Laura Restrepo presenta 'Hot sur', novela 'sobre la rebeldía que implica ir contra las fronteras'.

Puede que la escritora Laura Restrepo (Bogotá, 1950) haya vivido lo que se parece más a una infancia feliz: unos padres adorables, libres, incluso transgresores, entregados al placer de viajar con ella y su hermana por el mundo, y una jugosa herencia en forma de cheque que entraba sagradamente a su casa cada mes.
En los cuadernos de la pequeña Laura que su madre conservó hasta el día de su muerte, y que ella guarda ahora, consta que era dos niñas a la vez. Una que firmaba como Garzola (aprendió a escribir a los cuatro años), ordenada, correcta, las sumas y restas perfectamente resueltas y los dibujos coloreados con esmero, y Mikerken, desordenada, con las hojas llenas de groserías y tachones. Cuando le preguntan cuál de ellas sobrevivió, Laura Restrepo suelta una carcajada y responde sin titubeos: “Creo que Mikerken acabó con Garzola. Yo siempre he vivido en contravía y me alegro mucho de ello”.

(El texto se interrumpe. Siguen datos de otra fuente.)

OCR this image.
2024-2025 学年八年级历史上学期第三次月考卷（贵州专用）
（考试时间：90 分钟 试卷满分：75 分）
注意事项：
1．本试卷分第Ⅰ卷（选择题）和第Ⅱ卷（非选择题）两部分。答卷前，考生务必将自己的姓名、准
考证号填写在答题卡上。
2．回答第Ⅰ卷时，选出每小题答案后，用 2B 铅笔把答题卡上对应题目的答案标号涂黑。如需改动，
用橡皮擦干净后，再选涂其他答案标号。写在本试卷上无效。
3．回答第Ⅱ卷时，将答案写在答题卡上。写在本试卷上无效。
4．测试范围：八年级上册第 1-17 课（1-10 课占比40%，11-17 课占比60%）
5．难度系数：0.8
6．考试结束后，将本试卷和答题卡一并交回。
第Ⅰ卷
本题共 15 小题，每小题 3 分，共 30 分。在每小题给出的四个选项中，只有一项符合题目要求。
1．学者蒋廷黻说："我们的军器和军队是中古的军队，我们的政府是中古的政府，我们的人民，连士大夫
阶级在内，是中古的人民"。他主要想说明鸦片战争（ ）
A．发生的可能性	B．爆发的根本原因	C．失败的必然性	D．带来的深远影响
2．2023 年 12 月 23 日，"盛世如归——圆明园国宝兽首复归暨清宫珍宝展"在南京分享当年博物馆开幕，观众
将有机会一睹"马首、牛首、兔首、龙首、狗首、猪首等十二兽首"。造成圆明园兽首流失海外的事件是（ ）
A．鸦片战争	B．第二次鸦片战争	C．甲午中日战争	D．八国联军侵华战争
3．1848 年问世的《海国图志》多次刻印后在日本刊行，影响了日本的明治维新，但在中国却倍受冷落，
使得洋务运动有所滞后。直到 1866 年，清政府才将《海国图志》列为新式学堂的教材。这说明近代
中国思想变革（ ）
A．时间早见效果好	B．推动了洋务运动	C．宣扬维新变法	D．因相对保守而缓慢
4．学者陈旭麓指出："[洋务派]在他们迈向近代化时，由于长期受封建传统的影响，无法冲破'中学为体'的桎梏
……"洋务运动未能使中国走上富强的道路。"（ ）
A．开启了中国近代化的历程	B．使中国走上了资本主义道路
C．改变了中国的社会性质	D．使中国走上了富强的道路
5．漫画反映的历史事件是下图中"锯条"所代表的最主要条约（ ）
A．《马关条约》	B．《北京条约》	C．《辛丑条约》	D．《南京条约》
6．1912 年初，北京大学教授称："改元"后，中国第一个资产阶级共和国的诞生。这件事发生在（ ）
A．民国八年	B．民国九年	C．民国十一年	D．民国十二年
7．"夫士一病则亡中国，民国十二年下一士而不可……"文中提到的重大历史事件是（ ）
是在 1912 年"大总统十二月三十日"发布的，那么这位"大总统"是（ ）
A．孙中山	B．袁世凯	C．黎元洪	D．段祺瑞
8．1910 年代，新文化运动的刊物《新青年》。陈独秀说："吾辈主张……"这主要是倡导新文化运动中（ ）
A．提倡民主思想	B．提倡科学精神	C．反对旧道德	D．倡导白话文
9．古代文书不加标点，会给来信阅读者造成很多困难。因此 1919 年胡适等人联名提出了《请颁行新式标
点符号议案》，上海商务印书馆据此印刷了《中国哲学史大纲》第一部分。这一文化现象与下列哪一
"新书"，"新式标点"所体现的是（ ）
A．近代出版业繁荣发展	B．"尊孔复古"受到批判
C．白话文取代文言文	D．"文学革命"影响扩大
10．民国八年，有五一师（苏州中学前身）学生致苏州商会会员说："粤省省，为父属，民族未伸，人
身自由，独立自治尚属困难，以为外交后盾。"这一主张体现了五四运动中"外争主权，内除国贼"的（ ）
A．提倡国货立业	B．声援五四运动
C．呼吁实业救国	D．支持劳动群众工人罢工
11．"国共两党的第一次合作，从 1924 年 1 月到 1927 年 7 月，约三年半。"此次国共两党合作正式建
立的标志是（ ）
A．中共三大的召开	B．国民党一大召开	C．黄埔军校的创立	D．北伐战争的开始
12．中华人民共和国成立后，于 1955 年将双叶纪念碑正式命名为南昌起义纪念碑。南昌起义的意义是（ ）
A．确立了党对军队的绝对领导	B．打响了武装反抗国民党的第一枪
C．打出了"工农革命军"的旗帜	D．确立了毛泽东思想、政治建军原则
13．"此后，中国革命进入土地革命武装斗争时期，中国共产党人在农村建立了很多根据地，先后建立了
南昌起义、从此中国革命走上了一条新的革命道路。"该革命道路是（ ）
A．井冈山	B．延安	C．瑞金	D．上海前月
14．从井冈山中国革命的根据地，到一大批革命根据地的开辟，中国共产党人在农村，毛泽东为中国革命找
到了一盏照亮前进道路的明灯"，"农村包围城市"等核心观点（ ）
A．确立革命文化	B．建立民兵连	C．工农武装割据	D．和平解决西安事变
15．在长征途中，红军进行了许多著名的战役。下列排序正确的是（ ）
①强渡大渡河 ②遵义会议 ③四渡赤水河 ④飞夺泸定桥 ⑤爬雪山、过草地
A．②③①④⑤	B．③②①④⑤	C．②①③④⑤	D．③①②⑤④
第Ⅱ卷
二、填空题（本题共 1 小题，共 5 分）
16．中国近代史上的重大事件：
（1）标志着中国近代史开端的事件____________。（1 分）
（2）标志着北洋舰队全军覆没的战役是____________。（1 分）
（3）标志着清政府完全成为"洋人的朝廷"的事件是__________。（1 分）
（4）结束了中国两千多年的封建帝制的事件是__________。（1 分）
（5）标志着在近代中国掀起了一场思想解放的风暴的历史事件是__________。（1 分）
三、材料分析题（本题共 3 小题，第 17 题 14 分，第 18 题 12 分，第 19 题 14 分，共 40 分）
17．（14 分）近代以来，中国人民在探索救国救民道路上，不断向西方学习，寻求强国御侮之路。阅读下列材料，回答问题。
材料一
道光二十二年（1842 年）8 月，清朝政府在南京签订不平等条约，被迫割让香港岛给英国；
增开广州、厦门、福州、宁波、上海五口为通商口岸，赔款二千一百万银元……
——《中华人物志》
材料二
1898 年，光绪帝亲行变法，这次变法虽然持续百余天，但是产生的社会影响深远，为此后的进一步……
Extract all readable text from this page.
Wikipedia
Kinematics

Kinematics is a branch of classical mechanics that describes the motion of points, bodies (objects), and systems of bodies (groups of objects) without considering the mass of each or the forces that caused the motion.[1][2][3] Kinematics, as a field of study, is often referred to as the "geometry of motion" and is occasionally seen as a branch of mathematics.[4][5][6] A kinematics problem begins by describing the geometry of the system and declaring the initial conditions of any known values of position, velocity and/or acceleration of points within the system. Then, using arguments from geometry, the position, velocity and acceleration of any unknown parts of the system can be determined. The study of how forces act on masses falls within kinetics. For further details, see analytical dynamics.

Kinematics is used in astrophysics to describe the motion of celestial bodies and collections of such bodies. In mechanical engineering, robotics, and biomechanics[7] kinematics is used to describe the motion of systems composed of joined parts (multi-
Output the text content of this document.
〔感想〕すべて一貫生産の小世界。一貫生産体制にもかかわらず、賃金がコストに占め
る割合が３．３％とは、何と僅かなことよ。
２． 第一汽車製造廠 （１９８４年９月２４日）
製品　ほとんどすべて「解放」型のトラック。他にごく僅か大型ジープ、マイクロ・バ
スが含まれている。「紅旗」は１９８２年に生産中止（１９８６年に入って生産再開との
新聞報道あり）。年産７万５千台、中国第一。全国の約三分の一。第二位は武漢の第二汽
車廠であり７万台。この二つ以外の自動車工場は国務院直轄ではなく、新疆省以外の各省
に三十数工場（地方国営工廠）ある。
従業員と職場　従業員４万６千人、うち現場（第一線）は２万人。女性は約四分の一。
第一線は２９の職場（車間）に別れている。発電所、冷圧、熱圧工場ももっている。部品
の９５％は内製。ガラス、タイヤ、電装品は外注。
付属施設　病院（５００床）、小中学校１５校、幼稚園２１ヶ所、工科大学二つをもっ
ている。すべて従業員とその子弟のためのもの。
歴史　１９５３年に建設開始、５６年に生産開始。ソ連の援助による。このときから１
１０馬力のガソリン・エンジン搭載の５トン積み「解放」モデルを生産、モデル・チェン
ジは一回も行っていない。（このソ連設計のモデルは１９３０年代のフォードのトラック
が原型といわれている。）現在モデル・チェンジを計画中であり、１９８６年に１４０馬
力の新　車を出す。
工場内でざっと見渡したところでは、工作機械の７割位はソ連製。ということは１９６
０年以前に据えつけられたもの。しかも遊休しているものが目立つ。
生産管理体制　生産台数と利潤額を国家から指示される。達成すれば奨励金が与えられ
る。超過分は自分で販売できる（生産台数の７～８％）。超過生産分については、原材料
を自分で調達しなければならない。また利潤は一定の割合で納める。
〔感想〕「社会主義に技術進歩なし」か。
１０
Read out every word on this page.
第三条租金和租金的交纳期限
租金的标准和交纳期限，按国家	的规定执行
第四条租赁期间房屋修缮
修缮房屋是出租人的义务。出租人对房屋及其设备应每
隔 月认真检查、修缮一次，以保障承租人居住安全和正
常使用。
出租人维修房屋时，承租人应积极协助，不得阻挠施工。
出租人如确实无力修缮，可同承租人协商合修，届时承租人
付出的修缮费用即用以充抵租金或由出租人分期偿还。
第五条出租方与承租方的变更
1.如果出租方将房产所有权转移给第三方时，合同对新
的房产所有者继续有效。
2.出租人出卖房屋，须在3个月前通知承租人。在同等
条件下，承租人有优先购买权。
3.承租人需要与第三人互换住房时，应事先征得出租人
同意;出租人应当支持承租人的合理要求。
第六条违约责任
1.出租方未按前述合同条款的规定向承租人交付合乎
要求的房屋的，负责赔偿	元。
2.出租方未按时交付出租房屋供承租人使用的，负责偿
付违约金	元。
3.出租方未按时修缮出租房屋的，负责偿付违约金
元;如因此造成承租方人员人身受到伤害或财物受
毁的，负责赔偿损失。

A Restrepo le gustaría escribir sobre su historia familiar (ver recuadro), pero mientras llega esa novela que le ronda la cabeza, anda inmersa en la presentación de Hot sur, un trabajo arduo para tratar de llegar al fondo de la migración, para mirar desde otro ángulo cómo se ha sedimentando la cultura latina en Estados Unidos, porque lo que sale a la luz, con todas esas cifras oficiales, sin rostros, es solo la punta del iceberg de una corriente subterránea imparable. Hot sur retrata los silencios, los secretos y los tropiezos de tres mujeres tan distintas, tan desconocidas, una madre colombiana y sus dos hijas que después de una larga separación terminan reunidas en Estados Unidos en busca de un sueño que nunca encuentran. Esta es, afirma Restrepo –intelectual de izquierda, ganadora del premio Alfaguara 2004 por Delirio– “una novela sobre la rebeldía que implica ir contra las fronteras”.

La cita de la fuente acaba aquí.